La demande de la partie qui a comparu en première instance sans faire valoir d’observations sur l’exécution provisoire n’est recevable que si, outre l’existence d’un moyen sérieux d’annulation ou de réformation, l’exécution provisoire risque d’entraîner des conséquences manifestement excessives qui se sont révélées postérieurement à la décision de première instance.
Sur la recevabilité :
En l’espèce, les époux [O] ont sollicité du tribunal en première instance, dans le dispositif de leurs conclusions, s’agissant des demandes qu’ils présentaient, qu’il rappelle l’exécution de droit attaché au jugement à intervenir. Toutefois, sans conclure au rejet de l’exécution provisoire concernant les demandes de leur contradicteur, ils n’ont pas fait valoir d’observations sur l’exécution provisoire en première instance au sens de l’article 514-3 du code de procédure civile.
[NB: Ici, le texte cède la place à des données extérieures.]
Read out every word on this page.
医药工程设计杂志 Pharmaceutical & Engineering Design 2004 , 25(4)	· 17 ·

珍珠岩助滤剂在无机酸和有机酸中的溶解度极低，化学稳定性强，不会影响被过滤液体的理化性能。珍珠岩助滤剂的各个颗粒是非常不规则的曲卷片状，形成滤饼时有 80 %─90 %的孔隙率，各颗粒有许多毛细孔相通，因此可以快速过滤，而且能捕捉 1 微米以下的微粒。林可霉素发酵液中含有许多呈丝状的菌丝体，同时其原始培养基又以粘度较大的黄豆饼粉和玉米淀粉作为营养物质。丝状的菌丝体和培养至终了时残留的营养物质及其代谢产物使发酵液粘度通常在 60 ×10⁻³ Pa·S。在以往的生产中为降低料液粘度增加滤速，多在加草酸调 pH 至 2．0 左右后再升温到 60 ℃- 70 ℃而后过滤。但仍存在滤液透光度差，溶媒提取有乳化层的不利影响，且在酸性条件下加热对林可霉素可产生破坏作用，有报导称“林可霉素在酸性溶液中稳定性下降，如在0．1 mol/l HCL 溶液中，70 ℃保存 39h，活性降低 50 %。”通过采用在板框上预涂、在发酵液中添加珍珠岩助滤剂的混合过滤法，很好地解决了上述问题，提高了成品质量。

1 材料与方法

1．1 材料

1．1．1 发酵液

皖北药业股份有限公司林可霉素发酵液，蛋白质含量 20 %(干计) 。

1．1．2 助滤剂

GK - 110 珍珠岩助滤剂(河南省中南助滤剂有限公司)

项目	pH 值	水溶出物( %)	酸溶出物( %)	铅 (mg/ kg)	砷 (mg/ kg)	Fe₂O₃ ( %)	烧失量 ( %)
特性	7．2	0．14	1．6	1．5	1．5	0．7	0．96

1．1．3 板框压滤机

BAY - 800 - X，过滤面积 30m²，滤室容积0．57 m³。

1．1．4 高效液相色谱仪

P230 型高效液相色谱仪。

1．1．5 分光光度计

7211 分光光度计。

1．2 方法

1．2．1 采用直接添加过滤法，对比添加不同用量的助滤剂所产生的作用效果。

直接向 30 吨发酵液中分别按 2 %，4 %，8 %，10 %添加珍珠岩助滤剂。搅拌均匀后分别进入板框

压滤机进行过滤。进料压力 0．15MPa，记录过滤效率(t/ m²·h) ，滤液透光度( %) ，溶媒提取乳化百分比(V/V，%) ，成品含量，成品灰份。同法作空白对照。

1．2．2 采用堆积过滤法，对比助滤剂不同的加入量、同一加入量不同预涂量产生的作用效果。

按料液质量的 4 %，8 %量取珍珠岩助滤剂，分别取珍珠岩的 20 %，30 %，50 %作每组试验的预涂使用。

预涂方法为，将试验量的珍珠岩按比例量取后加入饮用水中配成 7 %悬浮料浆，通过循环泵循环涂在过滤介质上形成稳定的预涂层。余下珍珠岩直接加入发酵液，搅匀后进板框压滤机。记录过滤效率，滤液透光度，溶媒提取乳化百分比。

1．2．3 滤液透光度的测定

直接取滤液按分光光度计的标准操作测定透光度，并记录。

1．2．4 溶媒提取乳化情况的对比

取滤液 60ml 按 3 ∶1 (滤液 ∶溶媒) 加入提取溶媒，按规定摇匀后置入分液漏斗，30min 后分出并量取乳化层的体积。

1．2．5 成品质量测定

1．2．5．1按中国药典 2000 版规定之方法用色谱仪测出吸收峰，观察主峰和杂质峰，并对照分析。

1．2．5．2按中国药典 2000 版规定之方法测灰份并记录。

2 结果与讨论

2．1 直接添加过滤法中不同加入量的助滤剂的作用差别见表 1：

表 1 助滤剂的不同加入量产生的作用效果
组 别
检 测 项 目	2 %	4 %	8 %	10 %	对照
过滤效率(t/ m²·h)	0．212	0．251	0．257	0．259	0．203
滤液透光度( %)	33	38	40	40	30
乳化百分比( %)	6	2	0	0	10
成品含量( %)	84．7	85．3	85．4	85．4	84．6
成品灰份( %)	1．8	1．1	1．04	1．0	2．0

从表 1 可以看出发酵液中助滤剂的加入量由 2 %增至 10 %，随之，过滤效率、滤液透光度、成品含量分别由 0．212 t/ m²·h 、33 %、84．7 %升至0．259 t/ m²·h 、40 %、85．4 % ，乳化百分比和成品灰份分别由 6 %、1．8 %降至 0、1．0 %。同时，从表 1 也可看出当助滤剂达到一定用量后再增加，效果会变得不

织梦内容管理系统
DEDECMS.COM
Par ailleurs, en indiquant qu’en payant spontanément la somme au paiement de laquelle il a été condamné par le jugement querellé, Maître [N] les a placés face à une situation nouvelle et imprévisible, de telle sorte que les conséquences manifestement excessives se sont révélées postérieurement au jugement de première instance, alors que le jugement prévoit que la charge définitive de la condamnation de Me [K] [N], qui incombe solidairement aux époux [O], est comprise dans leur condamnation à rembourser la somme de 4.150.000 euros à la SA Natixis Wealth Management, les époux [O] échouent à démontrer des conséquences manifestement excessives qui se seraient révélées postérieurement à la décision de première instance au sens de l’article 514-3 susmentionné, aucun élément nouveau relatif à leur situation financière, postérieur à la décision critiquée n’étant par ailleurs allégué.
Ainsi, la demande d’arrêt de l’exécution provisoire est irrecevable.
Sur les demandes accessoires
La présente décision mettant un terme à l’instance devant la juridiction du premier président, il convient de statuer sur les dépens.
Ceux-ci seront supportés par les époux [O] qui succombent.
Ils seront déboutés de leur demande formée au titre de l’article 700 du code de procédure civile.
Me [K] [N], les sociétés MMA et la société Natixis seront également déboutés de leurs demandes formées à ce titre.
PAR CES MOTIFS
Recevons en leur intervention volontaire les sociétés MMA IARD SA et MMA IARD Assurances Mutuelles ;
Déclarons la demande d’arrêt de l’exécution provisoire irrecevable ;
Condamnons M. [M] [O] et Mme [L] [D] épouse [O] in solidum au paiement des dépens.
Rejetons les demandes de condamnation en application de l’article 700 du code de procédure civile.
ORDONNANCE rendue par Mme Anne DUPUY, Présidente de chambre, assistée de Mme Cécilie MARTEL, greffière présente lors de la mise à disposition au greffe de la Cour, les parties en ayant été préalablement avisées dans les conditions prévues au deuxième alinéa de l’article 450 du code de procédure civile.